According to a news release issued by McGill University, researchers based at the Montreal Neurological Institute and Hospital-The Neuro, at McGill University and the MUHC, are currently working to develop a tool to help diagnose concussions or mild traumatic brain injuries (mTBIs) sustained by many young Canadians, including hockey and football players.

“…Our study provides valuable data for creating a tool to help diagnose concussions objectively and thus aid in assessing recovery,” says Rajeet Singh Saluja, MD, CM, FRCSC, neurosurgeon, the study’s first author working under the guidance of Alain Ptito, PhD, a neuropsychologist whose laboratory is at The Neuro.

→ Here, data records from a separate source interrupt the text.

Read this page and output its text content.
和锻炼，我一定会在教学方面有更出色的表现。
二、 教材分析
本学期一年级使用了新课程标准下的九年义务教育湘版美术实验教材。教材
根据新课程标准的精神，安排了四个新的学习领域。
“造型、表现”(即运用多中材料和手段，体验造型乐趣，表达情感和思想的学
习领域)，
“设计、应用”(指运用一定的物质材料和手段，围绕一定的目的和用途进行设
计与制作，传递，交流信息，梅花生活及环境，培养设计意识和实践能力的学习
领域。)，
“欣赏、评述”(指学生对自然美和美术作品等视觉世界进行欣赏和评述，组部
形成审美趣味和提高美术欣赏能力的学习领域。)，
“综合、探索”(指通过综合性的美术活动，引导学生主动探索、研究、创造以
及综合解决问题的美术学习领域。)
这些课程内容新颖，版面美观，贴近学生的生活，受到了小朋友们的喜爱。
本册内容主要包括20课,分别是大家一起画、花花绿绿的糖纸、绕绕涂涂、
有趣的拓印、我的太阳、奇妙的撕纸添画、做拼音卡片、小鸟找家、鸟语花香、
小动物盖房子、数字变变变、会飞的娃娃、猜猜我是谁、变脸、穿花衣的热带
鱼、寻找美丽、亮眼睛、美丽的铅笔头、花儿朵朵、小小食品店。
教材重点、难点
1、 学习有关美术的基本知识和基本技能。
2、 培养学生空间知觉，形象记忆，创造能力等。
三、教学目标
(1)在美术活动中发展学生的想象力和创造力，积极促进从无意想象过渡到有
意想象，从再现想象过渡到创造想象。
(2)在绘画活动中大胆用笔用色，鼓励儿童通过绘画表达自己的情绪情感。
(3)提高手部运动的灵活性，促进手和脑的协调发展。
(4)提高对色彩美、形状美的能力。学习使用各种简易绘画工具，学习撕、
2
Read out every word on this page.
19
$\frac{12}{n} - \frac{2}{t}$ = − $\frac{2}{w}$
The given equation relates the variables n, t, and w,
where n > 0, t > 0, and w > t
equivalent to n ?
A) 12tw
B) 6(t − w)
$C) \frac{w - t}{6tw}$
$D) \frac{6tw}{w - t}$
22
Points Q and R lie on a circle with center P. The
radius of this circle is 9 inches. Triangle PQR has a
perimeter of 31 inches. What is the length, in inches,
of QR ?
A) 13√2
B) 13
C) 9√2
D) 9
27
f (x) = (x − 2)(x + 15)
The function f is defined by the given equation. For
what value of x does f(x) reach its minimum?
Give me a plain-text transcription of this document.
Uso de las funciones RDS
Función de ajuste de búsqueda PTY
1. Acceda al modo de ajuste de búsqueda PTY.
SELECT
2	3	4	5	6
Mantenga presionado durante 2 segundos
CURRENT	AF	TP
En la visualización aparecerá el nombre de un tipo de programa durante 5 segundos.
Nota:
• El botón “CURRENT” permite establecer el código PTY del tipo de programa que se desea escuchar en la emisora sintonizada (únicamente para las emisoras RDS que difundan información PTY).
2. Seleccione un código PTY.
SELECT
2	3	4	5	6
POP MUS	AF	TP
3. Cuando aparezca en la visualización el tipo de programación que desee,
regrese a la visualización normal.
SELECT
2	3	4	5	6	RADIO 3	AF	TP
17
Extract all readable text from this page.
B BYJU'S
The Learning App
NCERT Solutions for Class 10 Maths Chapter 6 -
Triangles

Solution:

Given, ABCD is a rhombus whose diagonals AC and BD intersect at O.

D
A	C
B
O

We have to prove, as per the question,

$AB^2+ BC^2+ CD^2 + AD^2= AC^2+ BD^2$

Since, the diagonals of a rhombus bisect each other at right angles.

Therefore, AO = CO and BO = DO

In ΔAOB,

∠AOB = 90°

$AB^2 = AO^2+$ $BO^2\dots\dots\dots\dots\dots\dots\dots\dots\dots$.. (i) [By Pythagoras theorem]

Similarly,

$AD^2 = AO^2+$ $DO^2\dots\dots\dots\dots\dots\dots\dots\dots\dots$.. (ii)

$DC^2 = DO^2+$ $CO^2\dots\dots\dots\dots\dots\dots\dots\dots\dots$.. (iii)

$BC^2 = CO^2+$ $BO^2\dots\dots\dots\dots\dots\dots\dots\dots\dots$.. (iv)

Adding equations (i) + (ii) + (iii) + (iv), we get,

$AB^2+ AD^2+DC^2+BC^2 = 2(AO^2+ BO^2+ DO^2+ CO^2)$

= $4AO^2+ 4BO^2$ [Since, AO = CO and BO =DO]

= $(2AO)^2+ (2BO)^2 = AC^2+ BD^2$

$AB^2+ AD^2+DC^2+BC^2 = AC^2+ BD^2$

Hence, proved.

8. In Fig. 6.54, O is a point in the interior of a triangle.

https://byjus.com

The release reports that the study encompassed a total of fifty adolescents. Fifteen subjects with concussion and 35 controls participated in the study. In addition to standard neuropsychological testing given to concussion victims, a navigational memory test was administered in which the adolescents had to orient themselves in a virtual reality neighborhood. During this test, the release says subjects were scanned with functional magnetic resonance imaging (fMRI) to measure their brain activity while carrying out the task.

Saluja and Ptito explain in the release that standard neuropsychological tests exhibited no significant differences between concussed and control subjects.

“But during the navigational memory task, certain parts of the brains of subjects with concussion showed altered activation patterns, either diminished or increased activity. We still need to know whether the activation patterns later return to normal or remain permanently altered, but this could provide the basis of a robust diagnostic test for children suffering from concussions and aid in evaluating recovery,” they say.

According to the release, the study’s conclusion indicates that the spatial memory task has the potential to be used as an fMRI diagnostic test of a suspected concussion victim and help to make the decision whether to return to activities.